The work also is uncovering telling differences between mouse and human brains that might help explain why mouse studies often fail to translate to human disease. Among them is the fact that human tissue seems sturdier and survives much longer in the lab than mouse brain.
“That was one of the great surprises,” Ting says.
In another lab upstairs, Ting is preparing slices of Williams’ brain for long-term culture, which can keep them alive for weeks. That extra time allows Ting to treat the tissue with inactivated viruses that deliver fluorescent tags to specific types of neurons. The technique, which causes the labeled cells to glow bright green under a microscope, lets Ting locate needle-in-a-haystack neurons that might play key roles in orchestrating mental and disease processes.
“Some of these cells are so rare that (without the labeling) you might sample for five years and only encounter one of them,” Ting explains.
Someday, he hopes his technique will be adapted to go far beyond labeling cells to one of the ultimate goals of medical science: gene therapy for diseases like Parkinson’s, ALS, schizophrenia and other debilitating brain conditions. If viruses can be engineered to target specific types of cells in the living human brain and deliver fluorescent tags, then they probably also can be engineered to deliver other types of cargo — like missing genes, or replacements for defective genes.
“At the moment, it’s science fiction,” says Mansvelder, who is collaborating with the Allen Institute. “But that’s our business, to make science out of science fiction.”
Two weeks after Williams’ surgery, the tissue he donated to the Allen Institute has been used up — every last bit of information wrung from the cells and added to a database that includes genetic analyses of 2.5 million living human brain cells and electrical measurements from more than 13,000.
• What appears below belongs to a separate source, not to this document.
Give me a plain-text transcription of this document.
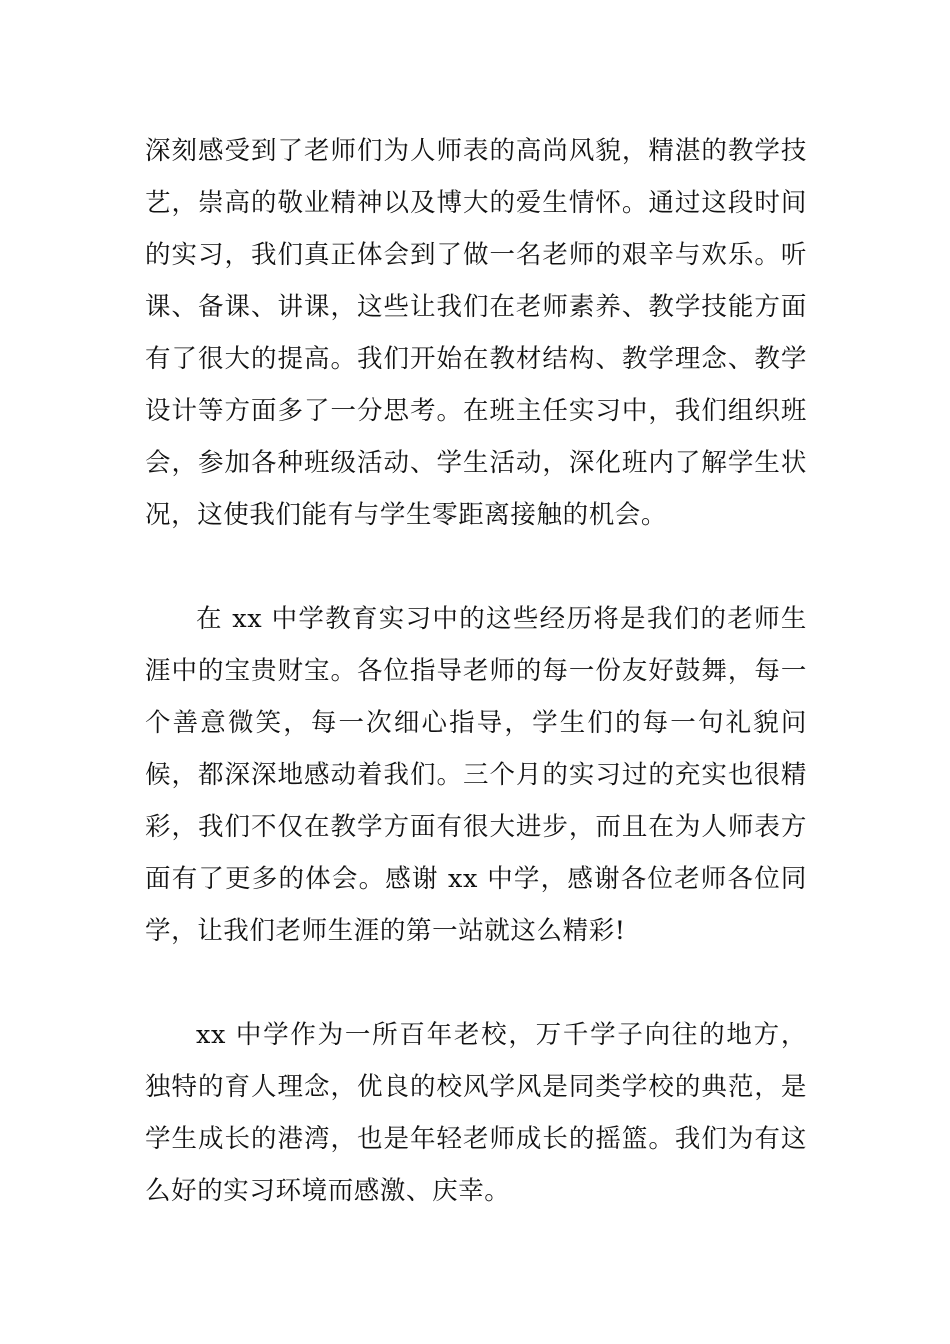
深刻感受到了老师们为人师表的高尚风貌，精湛的教学技艺，崇高的敬业精神以及博大的爱生情怀。通过这段时间的实习，我们真正体会到了做一名老师的艰辛与欢乐。听课、备课、讲课，这些让我们在老师素养、教学技能方面有了很大的提高。我们开始在教材结构、教学理念、教学设计等方面多了一分思考。在班主任实习中，我们组织班会，参加各种班级活动、学生活动，深化班内了解学生状况，这使我们能有与学生零距离接触的机会。

在 xx 中学教育实习中的这些经历将是我们的老师生涯中的宝贵财宝。各位指导老师的每一份友好鼓舞，每一个善意微笑，每一次细心指导，学生们的每一句礼貌问候，都深深地感动着我们。三个月的实习过的充实也很精彩，我们不仅在教学方面有很大进步，而且在为人师表方面有了更多的体会。感谢 xx 中学，感谢各位老师各位同学，让我们老师生涯的第一站就这么精彩!

xx 中学作为一所百年老校，万千学子向往的地方，独特的育人理念，优良的校风学风是同类学校的典范，是学生成长的港湾，也是年轻老师成长的摇篮。我们为有这么好的实习环境而感激、庆幸。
Williams is still grappling with the trauma of today’s blunt-force approach to brain disorders like epilepsy. He has a hard time carrying on conversations and will start speech therapy soon. It could take months for his energy to come back and even longer before he sees improvements from the operation.
Ojemann estimates the surgery has a 50 to 70% chance of eliminating Williams’ seizures. Williams’ dearest hope is that it will stop the tremors in his right hand so he can get back to the tattoo business. If that happens, he’s promised Ojemann and his staff free ink work — if they’re game.